Many other victims will never be the subject of high-profile investigations or see their claims for justice vindicated. During talk of a new dawn in Northern Ireland in the 1990s, Presbyterian minister Terence McCaughey, in reflecting on the dilemma of the survivors and victims of the violence of the Troubles, quoted Dr Alex Boraine, the deputy chairman of the Truth and Reconciliation Commission in South Africa: “the lack of official verification of former events leaves room for doubts and scepticism about the stories told . . . it leaves both the survivors and the dead in a kind of historical no-man’s land”.

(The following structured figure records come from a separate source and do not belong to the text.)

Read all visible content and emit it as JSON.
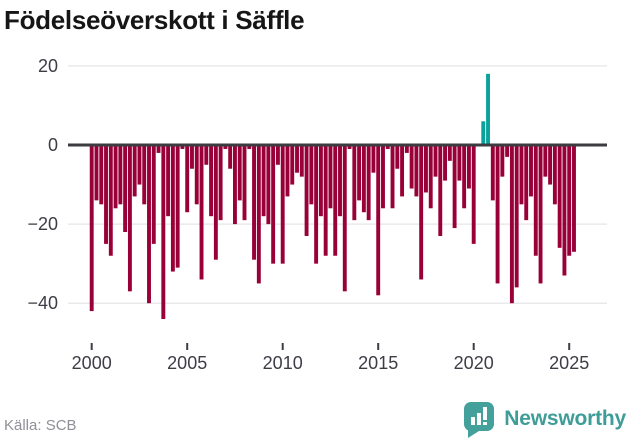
{
  "title": "Födelseöverskott i Säffle",
  "source": "Källa: SCB",
  "logo": {
    "brand": "Newsworthy",
    "icon": "bar-chart-speech-bubble-icon"
  },
  "colors": {
    "negative_bar": "#990037",
    "positive_bar": "#0aa39c",
    "zero_axis": "#3b3b40",
    "grid": "#e9e9ec",
    "tick_label": "#3d3d46",
    "title_text": "#161616",
    "source_text": "#8f8f97",
    "brand_teal": "#3f9d98"
  },
  "chart_data": {
    "type": "bar",
    "title": "Födelseöverskott i Säffle",
    "frequency": "quarterly",
    "start": "2000 Q1",
    "end": "2025 Q2",
    "grid": "horizontal",
    "legend": "none",
    "ylim": [
      -47,
      26
    ],
    "y_ticks": [
      20,
      0,
      -20,
      -40
    ],
    "y_tick_labels": [
      "20",
      "0",
      "−20",
      "−40"
    ],
    "x_tick_years": [
      2000,
      2005,
      2010,
      2015,
      2020,
      2025
    ],
    "x_tick_labels": [
      "2000",
      "2005",
      "2010",
      "2015",
      "2020",
      "2025"
    ],
    "series": [
      {
        "name": "Födelseöverskott",
        "quarters": [
          "2000 Q1",
          "2000 Q2",
          "2000 Q3",
          "2000 Q4",
          "2001 Q1",
          "2001 Q2",
          "2001 Q3",
          "2001 Q4",
          "2002 Q1",
          "2002 Q2",
          "2002 Q3",
          "2002 Q4",
          "2003 Q1",
          "2003 Q2",
          "2003 Q3",
          "2003 Q4",
          "2004 Q1",
          "2004 Q2",
          "2004 Q3",
          "2004 Q4",
          "2005 Q1",
          "2005 Q2",
          "2005 Q3",
          "2005 Q4",
          "2006 Q1",
          "2006 Q2",
          "2006 Q3",
          "2006 Q4",
          "2007 Q1",
          "2007 Q2",
          "2007 Q3",
          "2007 Q4",
          "2008 Q1",
          "2008 Q2",
          "2008 Q3",
          "2008 Q4",
          "2009 Q1",
          "2009 Q2",
          "2009 Q3",
          "2009 Q4",
          "2010 Q1",
          "2010 Q2",
          "2010 Q3",
          "2010 Q4",
          "2011 Q1",
          "2011 Q2",
          "2011 Q3",
          "2011 Q4",
          "2012 Q1",
          "2012 Q2",
          "2012 Q3",
          "2012 Q4",
          "2013 Q1",
          "2013 Q2",
          "2013 Q3",
          "2013 Q4",
          "2014 Q1",
          "2014 Q2",
          "2014 Q3",
          "2014 Q4",
          "2015 Q1",
          "2015 Q2",
          "2015 Q3",
          "2015 Q4",
          "2016 Q1",
          "2016 Q2",
          "2016 Q3",
          "2016 Q4",
          "2017 Q1",
          "2017 Q2",
          "2017 Q3",
          "2017 Q4",
          "2018 Q1",
          "2018 Q2",
          "2018 Q3",
          "2018 Q4",
          "2019 Q1",
          "2019 Q2",
          "2019 Q3",
          "2019 Q4",
          "2020 Q1",
          "2020 Q2",
          "2020 Q3",
          "2020 Q4",
          "2021 Q1",
          "2021 Q2",
          "2021 Q3",
          "2021 Q4",
          "2022 Q1",
          "2022 Q2",
          "2022 Q3",
          "2022 Q4",
          "2023 Q1",
          "2023 Q2",
          "2023 Q3",
          "2023 Q4",
          "2024 Q1",
          "2024 Q2",
          "2024 Q3",
          "2024 Q4",
          "2025 Q1",
          "2025 Q2"
        ],
        "values": [
          -42,
          -14,
          -15,
          -25,
          -28,
          -16,
          -15,
          -22,
          -37,
          -13,
          -10,
          -15,
          -40,
          -25,
          -2,
          -44,
          -18,
          -32,
          -31,
          -1,
          -17,
          -6,
          -15,
          -34,
          -5,
          -18,
          -29,
          -19,
          -1,
          -6,
          -20,
          -14,
          -19,
          -1,
          -29,
          -35,
          -18,
          -20,
          -30,
          -5,
          -30,
          -13,
          -10,
          -7,
          -8,
          -23,
          -15,
          -30,
          -18,
          -28,
          -16,
          -28,
          -18,
          -37,
          -1,
          -19,
          -14,
          -17,
          -19,
          -7,
          -38,
          -16,
          -1,
          -16,
          -6,
          -13,
          -2,
          -11,
          -13,
          -34,
          -12,
          -16,
          -8,
          -23,
          -9,
          -4,
          -21,
          -9,
          -16,
          -11,
          -25,
          0,
          6,
          18,
          -14,
          -35,
          -8,
          -3,
          -40,
          -36,
          -15,
          -19,
          -13,
          -28,
          -35,
          -8,
          -10,
          -15,
          -26,
          -33,
          -28,
          -27
        ]
      }
    ]
  }
}
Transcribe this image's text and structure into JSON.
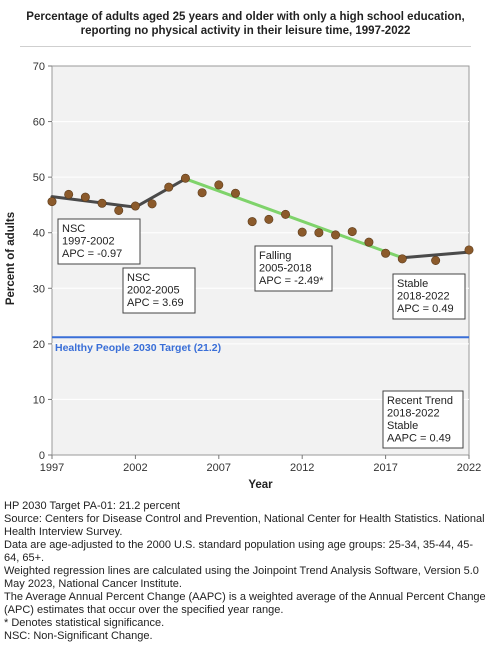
{
  "title": "Percentage of adults aged 25 years and older with only a high school education, reporting no physical activity in their leisure time, 1997-2022",
  "colors": {
    "plot_bg": "#f2f2f2",
    "trend_nsc": "#4a4a4a",
    "trend_falling": "#7fd36b",
    "trend_stable": "#4a4a4a",
    "point": "#8b5a2b",
    "target": "#3a6fd8"
  },
  "chart_data": {
    "type": "line",
    "xlabel": "Year",
    "ylabel": "Percent of adults",
    "xlim": [
      1997,
      2022
    ],
    "ylim": [
      0,
      70
    ],
    "x_ticks": [
      1997,
      2002,
      2007,
      2012,
      2017,
      2022
    ],
    "y_ticks": [
      0,
      10,
      20,
      30,
      40,
      50,
      60,
      70
    ],
    "grid": true,
    "points": [
      {
        "x": 1997,
        "y": 45.6
      },
      {
        "x": 1998,
        "y": 46.9
      },
      {
        "x": 1999,
        "y": 46.4
      },
      {
        "x": 2000,
        "y": 45.3
      },
      {
        "x": 2001,
        "y": 44.0
      },
      {
        "x": 2002,
        "y": 44.8
      },
      {
        "x": 2003,
        "y": 45.2
      },
      {
        "x": 2004,
        "y": 48.2
      },
      {
        "x": 2005,
        "y": 49.8
      },
      {
        "x": 2006,
        "y": 47.2
      },
      {
        "x": 2007,
        "y": 48.6
      },
      {
        "x": 2008,
        "y": 47.1
      },
      {
        "x": 2009,
        "y": 42.0
      },
      {
        "x": 2010,
        "y": 42.4
      },
      {
        "x": 2011,
        "y": 43.3
      },
      {
        "x": 2012,
        "y": 40.1
      },
      {
        "x": 2013,
        "y": 40.0
      },
      {
        "x": 2014,
        "y": 39.6
      },
      {
        "x": 2015,
        "y": 40.2
      },
      {
        "x": 2016,
        "y": 38.3
      },
      {
        "x": 2017,
        "y": 36.3
      },
      {
        "x": 2018,
        "y": 35.3
      },
      {
        "x": 2020,
        "y": 35.0
      },
      {
        "x": 2022,
        "y": 36.9
      }
    ],
    "segments": [
      {
        "x": [
          1997,
          2002
        ],
        "y": [
          46.5,
          44.6
        ],
        "style": "nsc"
      },
      {
        "x": [
          2002,
          2005
        ],
        "y": [
          44.6,
          49.7
        ],
        "style": "nsc"
      },
      {
        "x": [
          2005,
          2018
        ],
        "y": [
          49.7,
          35.5
        ],
        "style": "falling"
      },
      {
        "x": [
          2018,
          2022
        ],
        "y": [
          35.5,
          36.5
        ],
        "style": "stable"
      }
    ],
    "target": {
      "value": 21.2,
      "label": "Healthy People 2030 Target (21.2)"
    },
    "annotations": [
      {
        "lines": [
          "NSC",
          "1997-2002",
          "APC = -0.97"
        ]
      },
      {
        "lines": [
          "NSC",
          "2002-2005",
          "APC =  3.69"
        ]
      },
      {
        "lines": [
          "Falling",
          "2005-2018",
          "APC = -2.49*"
        ]
      },
      {
        "lines": [
          "Stable",
          "2018-2022",
          "APC =  0.49"
        ]
      },
      {
        "lines": [
          "Recent Trend",
          "2018-2022",
          "Stable",
          "AAPC =  0.49"
        ]
      }
    ]
  },
  "notes": [
    "HP 2030 Target PA-01: 21.2 percent",
    "Source: Centers for Disease Control and Prevention, National Center for Health Statistics. National Health Interview Survey.",
    "Data are age-adjusted to the 2000 U.S. standard population using age groups: 25-34, 35-44, 45-64, 65+.",
    "Weighted regression lines are calculated using the Joinpoint Trend Analysis Software, Version 5.0 May 2023, National Cancer Institute.",
    "The Average Annual Percent Change (AAPC) is a weighted average of the Annual Percent Change (APC) estimates that occur over the specified year range.",
    "* Denotes statistical significance.",
    "NSC: Non-Significant Change."
  ]
}
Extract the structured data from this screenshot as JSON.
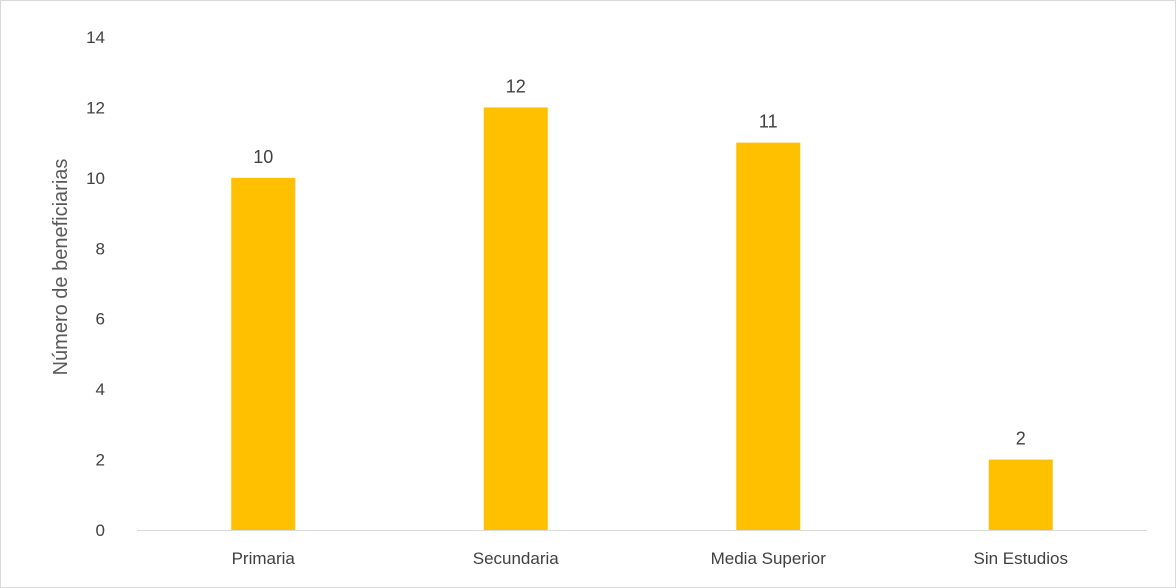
{
  "chart_data": {
    "type": "bar",
    "title": "",
    "xlabel": "",
    "ylabel": "Número de beneficiarias",
    "categories": [
      "Primaria",
      "Secundaria",
      "Media Superior",
      "Sin Estudios"
    ],
    "values": [
      10,
      12,
      11,
      2
    ],
    "data_labels": [
      "10",
      "12",
      "11",
      "2"
    ],
    "ylim": [
      0,
      14
    ],
    "yticks": [
      "0",
      "2",
      "4",
      "6",
      "8",
      "10",
      "12",
      "14"
    ],
    "grid": false,
    "legend": "none",
    "bar_color": "#FFC000",
    "axis_color": "#d9d9d9"
  }
}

There was a strong sense this month 10 years ago that we were dividing a traumatic past from a positive future

Too many are still there. When compiling the 1999 landmark Lost Lives book detailing the deaths of the Troubles, one of its four editors, David McKittrick, noted that when they began the project in 1992 “there was little or no appreciation of the needs of the bereaved” and “officialdom was of little help”. It was pressure from the Women’s Coalition in 1998 that led to three paragraphs being included in the final text of the Belfast Agreement “to acknowledge and address the suffering of the victims of violence as a necessary element of reconciliation”. But it was hardly much of a priority; if it mattered, why, more than 20 years on, is the British ambassador to Ireland Paul Johnston writing of the need to “find a way forward . . . in a discreet, inclusive and respectful way”?

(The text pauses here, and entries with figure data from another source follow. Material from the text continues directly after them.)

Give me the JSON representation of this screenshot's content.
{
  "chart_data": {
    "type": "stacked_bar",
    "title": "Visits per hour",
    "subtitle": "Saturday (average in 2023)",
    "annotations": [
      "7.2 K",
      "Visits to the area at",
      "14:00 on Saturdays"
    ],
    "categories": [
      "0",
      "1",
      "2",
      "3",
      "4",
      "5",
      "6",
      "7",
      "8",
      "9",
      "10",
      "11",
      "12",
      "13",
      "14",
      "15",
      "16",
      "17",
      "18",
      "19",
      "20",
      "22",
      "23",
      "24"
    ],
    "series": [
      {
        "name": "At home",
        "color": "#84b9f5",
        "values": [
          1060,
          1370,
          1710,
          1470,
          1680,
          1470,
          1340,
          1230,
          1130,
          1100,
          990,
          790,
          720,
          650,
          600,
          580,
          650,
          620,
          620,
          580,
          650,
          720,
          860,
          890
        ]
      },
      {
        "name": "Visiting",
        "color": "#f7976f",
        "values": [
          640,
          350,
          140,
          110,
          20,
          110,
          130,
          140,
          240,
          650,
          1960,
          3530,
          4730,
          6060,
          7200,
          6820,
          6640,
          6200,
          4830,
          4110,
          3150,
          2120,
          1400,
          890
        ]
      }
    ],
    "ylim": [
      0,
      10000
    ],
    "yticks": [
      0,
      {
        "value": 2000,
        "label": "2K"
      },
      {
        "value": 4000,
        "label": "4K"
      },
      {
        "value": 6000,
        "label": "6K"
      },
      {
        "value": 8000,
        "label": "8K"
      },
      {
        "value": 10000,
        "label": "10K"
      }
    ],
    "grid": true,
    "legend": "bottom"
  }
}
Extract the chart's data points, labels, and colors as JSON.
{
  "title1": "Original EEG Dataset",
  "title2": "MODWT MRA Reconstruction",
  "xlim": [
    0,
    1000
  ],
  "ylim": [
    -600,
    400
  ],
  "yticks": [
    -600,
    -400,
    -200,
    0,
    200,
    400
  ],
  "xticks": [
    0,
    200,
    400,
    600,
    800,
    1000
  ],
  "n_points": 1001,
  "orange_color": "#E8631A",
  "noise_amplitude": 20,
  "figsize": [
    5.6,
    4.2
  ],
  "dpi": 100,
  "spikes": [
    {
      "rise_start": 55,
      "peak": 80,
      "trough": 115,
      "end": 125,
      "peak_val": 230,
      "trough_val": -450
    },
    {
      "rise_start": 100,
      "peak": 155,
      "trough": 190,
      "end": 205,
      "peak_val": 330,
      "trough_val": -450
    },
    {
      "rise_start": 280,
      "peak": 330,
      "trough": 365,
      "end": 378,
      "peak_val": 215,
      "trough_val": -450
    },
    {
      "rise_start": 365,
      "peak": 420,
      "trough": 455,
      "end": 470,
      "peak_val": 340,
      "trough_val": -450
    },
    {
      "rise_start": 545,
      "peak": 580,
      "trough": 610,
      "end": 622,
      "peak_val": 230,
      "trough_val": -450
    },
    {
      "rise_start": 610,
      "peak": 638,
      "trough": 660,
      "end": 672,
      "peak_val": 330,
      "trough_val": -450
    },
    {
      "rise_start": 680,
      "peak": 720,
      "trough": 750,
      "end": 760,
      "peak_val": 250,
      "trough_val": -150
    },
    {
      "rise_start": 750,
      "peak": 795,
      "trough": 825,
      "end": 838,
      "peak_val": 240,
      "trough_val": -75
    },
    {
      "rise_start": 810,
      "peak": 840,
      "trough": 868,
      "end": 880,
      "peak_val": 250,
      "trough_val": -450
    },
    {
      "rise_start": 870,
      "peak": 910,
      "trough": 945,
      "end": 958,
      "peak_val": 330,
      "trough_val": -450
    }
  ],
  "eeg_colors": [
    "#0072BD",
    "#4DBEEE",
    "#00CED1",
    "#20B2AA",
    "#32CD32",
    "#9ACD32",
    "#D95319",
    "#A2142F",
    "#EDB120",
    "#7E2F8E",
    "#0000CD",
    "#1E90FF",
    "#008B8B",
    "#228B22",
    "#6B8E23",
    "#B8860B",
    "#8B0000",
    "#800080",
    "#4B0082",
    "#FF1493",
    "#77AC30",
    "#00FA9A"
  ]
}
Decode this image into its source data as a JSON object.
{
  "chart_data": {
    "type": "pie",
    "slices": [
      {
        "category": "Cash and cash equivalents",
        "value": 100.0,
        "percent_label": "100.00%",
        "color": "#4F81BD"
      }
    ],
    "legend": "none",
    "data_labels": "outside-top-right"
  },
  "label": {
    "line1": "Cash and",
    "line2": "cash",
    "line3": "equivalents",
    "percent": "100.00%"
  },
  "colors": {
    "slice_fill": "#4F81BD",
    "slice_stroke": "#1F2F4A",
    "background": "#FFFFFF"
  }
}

What does discreet mean in this context? It needs to be spelt out and a robust response is required to the well worked out proposals of John Green and Pádraig Yeates for bodies aimed at “truth recovery” and “justice facilitation” rather than court proceedings, “to take us out of the minefield of legacy politics”. Discretion would not be the better part of valour during such a process, but it could do more to constructively confront various traumas for a lot more people than more official inquiries and legal proceedings. Earlier this year Geoffrey Corry, who chaired the Glencree Centre for Reconciliation in the 1980s, noted of such traumas “much of that remains buried as an unhealed undercurrent that nobody wants to talk about, yet it continues to drive sectarianism”.

There was a strong sense this month 10 years ago that we were dividing a traumatic past from a positive future. Conflict resolution does not lend itself to such neat divisions; rather than just “loosening the grip of the past” what is needed are the political impulses and extrajudicial structures to face that past honestly.